Calculator
Example Data Table
| Case | Population value | Selected in sample | Note |
|---|---|---|---|
| 1 | 12 | Yes | Lower value |
| 2 | 15 | Yes | Repeated value |
| 3 | 17 | No | Middle value |
| 4 | 19 | Yes | Above mean |
| 5 | 22 | No | Upper value |
Formula Used
Mean: x̄ = Σx / n
Sample variance: s2 = Σ(x - x̄)2 / (n - 1)
Standard error: SE = s / √n
Finite population correction: FPC = √((N - n) / (N - 1))
Confidence interval: x̄ ± critical value × SE
Needed sample size: n = (z × s / E)2
How to Use This Calculator
- Enter numbers separated by commas, spaces, or line breaks.
- Choose whether values are already a sample or a population list.
- Select a random sampling method and sample size.
- Enter the confidence level, population size, and optional known SD.
- Press calculate to show results above the form.
- Use CSV or PDF buttons to save the report.
Random Samples in Statistical Work
Why random sampling matters
A random sample gives each eligible item a known chance of selection. This simple rule protects the study from hidden preference. It also helps one small group represent a much larger population. Good sampling does not guarantee perfect answers. It reduces bias and gives uncertainty a measurable shape.
What this calculator estimates
This calculator turns selected values into useful summaries. It reports count, mean, median, variance, standard deviation, and standard error. It also builds a confidence interval for the population mean. When a population size is supplied, the finite population correction can reduce the standard error. This matters when the sample is a large share of the population.
Choosing a sampling method
Simple random sampling works well when every record can be listed. Sampling without replacement is common for surveys, audits, and classroom examples. Sampling with replacement suits simulation work and bootstrapping ideas. Systematic sampling selects a starting point, then follows a fixed interval. It is quick, but the list should not contain repeating patterns.
Reading the results
The mean is the sample center. The standard deviation shows typical distance from that center. The standard error estimates how much the mean may change across many random samples. A wider interval means less precision. A smaller margin of error means the estimate is tighter. Larger samples usually improve precision, but poor sampling can still damage the conclusion.
Using results responsibly
Random samples support decisions, but context still matters. Check for missing values, impossible entries, and duplicate records. Confirm that the population list matches the question. Record the seed when repeating a generated sample. Explain the confidence level and method in reports. The exported table can support reviews, lessons, and research notes. Use the calculator as a transparent guide, not as a substitute for a sound sampling plan.
Common input checks
Before using any result, review the data source. Remove labels, units, and blank cells from the values box. Keep only numbers separated by commas, spaces, or line breaks. If the sample is generated from a population list, compare the drawn values with the original records. This quick check catches typing errors before they affect the final interpretation. It also improves reproducibility overall.
FAQs
What is a random sample?
A random sample is a selected group where each eligible item has a known chance of selection. It helps reduce bias and supports fair statistical estimates.
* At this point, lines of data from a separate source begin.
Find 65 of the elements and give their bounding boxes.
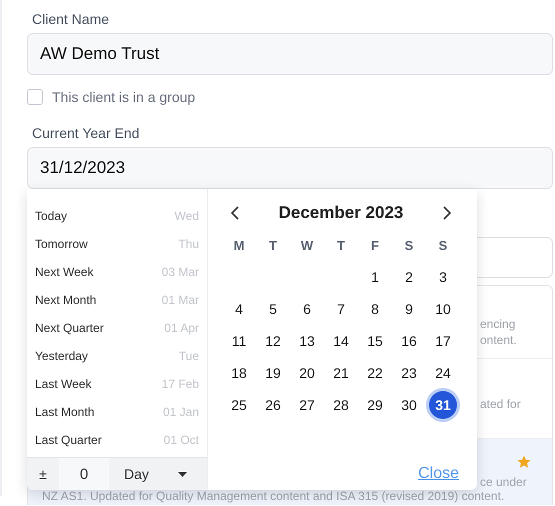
month-title: December 2023 [278,203,404,223]
unit-dropdown[interactable]: Day [109,458,207,490]
weekday-label: T [337,238,345,252]
calendar-day[interactable]: 2 [395,263,423,291]
calendar-day[interactable]: 18 [225,359,253,387]
shortcut-item[interactable]: Yesterday Tue [27,342,207,370]
calendar-day[interactable]: 20 [293,359,321,387]
calendar-day[interactable]: 31 [429,391,457,419]
calendar-day[interactable]: 13 [293,327,321,355]
checkbox-label: This client is in a group [52,89,196,105]
date-field[interactable]: 31/12/2023 [27,147,553,189]
shortcut-item[interactable]: Next Month 01 Mar [27,286,207,314]
weekday-label: T [269,238,277,252]
calendar-day[interactable]: 21 [327,359,355,387]
calendar-day[interactable]: 11 [225,327,253,355]
calendar-day[interactable]: 30 [395,391,423,419]
chevron-right-icon [442,206,451,220]
weekday-label: S [438,238,448,252]
calendar-day[interactable]: 26 [259,391,287,419]
calendar-day[interactable]: 14 [327,327,355,355]
calendar-day[interactable]: 6 [293,295,321,323]
calendar-day[interactable]: 3 [429,263,457,291]
weekday-label: F [371,238,379,252]
calendar-day[interactable]: 5 [259,295,287,323]
field-label: Client Name [32,10,110,28]
shortcut-item[interactable]: Today Wed [27,202,207,230]
calendar-day[interactable]: 27 [293,391,321,419]
shortcut-item[interactable]: Next Week 03 Mar [27,258,207,286]
calendar-day[interactable]: 23 [395,359,423,387]
weekday-label: M [234,238,244,252]
client-name-field[interactable]: AW Demo Trust [27,33,553,75]
calendar-day[interactable]: 12 [259,327,287,355]
amount-field[interactable]: 0 [59,458,109,490]
calendar-day[interactable]: 7 [327,295,355,323]
shortcut-item[interactable]: Next Quarter 01 Apr [27,314,207,342]
shortcut-item[interactable]: Last Week 17 Feb [27,370,207,398]
card-text: ontent. [480,332,518,348]
chevron-left-icon [231,206,239,220]
calendar-day[interactable]: 15 [361,327,389,355]
field-label: Current Year End [32,124,140,142]
calendar-day[interactable]: 4 [225,295,253,323]
calendar-day[interactable]: 25 [225,391,253,419]
shortcut-item[interactable]: Last Month 01 Jan [27,398,207,426]
calendar-day[interactable]: 10 [429,295,457,323]
card-text: ce under [480,475,528,489]
weekday-label: S [404,238,414,252]
calendar-day[interactable]: 24 [429,359,457,387]
calendar-day[interactable]: 1 [361,263,389,291]
calendar-day[interactable]: 17 [429,327,457,355]
calendar-day[interactable]: 28 [327,391,355,419]
sign-toggle[interactable]: ± [27,458,59,490]
shortcut-item[interactable]: Tomorrow Thu [27,230,207,258]
calendar-day[interactable]: 22 [361,359,389,387]
card-text: NZ AS1. Updated for Quality Management content and ISA 315 (revised 2019) content. [42,489,506,503]
calendar-day[interactable]: 9 [395,295,423,323]
calendar-day[interactable]: 29 [361,391,389,419]
card-text: encing [480,316,516,332]
calendar-day[interactable]: 8 [361,295,389,323]
caret-icon [178,472,187,476]
weekday-label: W [300,238,314,252]
calendar-day[interactable]: 16 [395,327,423,355]
card-text: ated for [480,396,522,412]
checkbox[interactable] [27,89,43,105]
shortcut-item[interactable]: Last Quarter 01 Oct [27,426,207,454]
calendar-day[interactable]: 19 [259,359,287,387]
Can I paste values from a spreadsheet?
Yes. Paste numbers separated by commas, spaces, or line breaks. Remove labels, symbols, and units before running the calculator.
What does the seed field do?
The seed repeats the same random draw. Use it when you want the same sample again for checking, teaching, or reporting.
When should I use replacement?
Use replacement for simulations, resampling, or bootstrapping ideas. Use no replacement for most surveys, audits, and finite lists.
Why is my interval wide?
A wide interval usually means high variation, small sample size, or a high confidence level. Better data or a larger sample can narrow it.
What is finite population correction?
It reduces standard error when your sample is a large part of a finite population. Enter population size and check the option.
Is the p-value exact?
The p-value is an approximate two-tailed value. It uses a normal approximation, so specialist software may differ for very small samples.
Can I export the result?
Yes. Use the CSV button for spreadsheet use. Use the PDF button after calculation for a printable summary.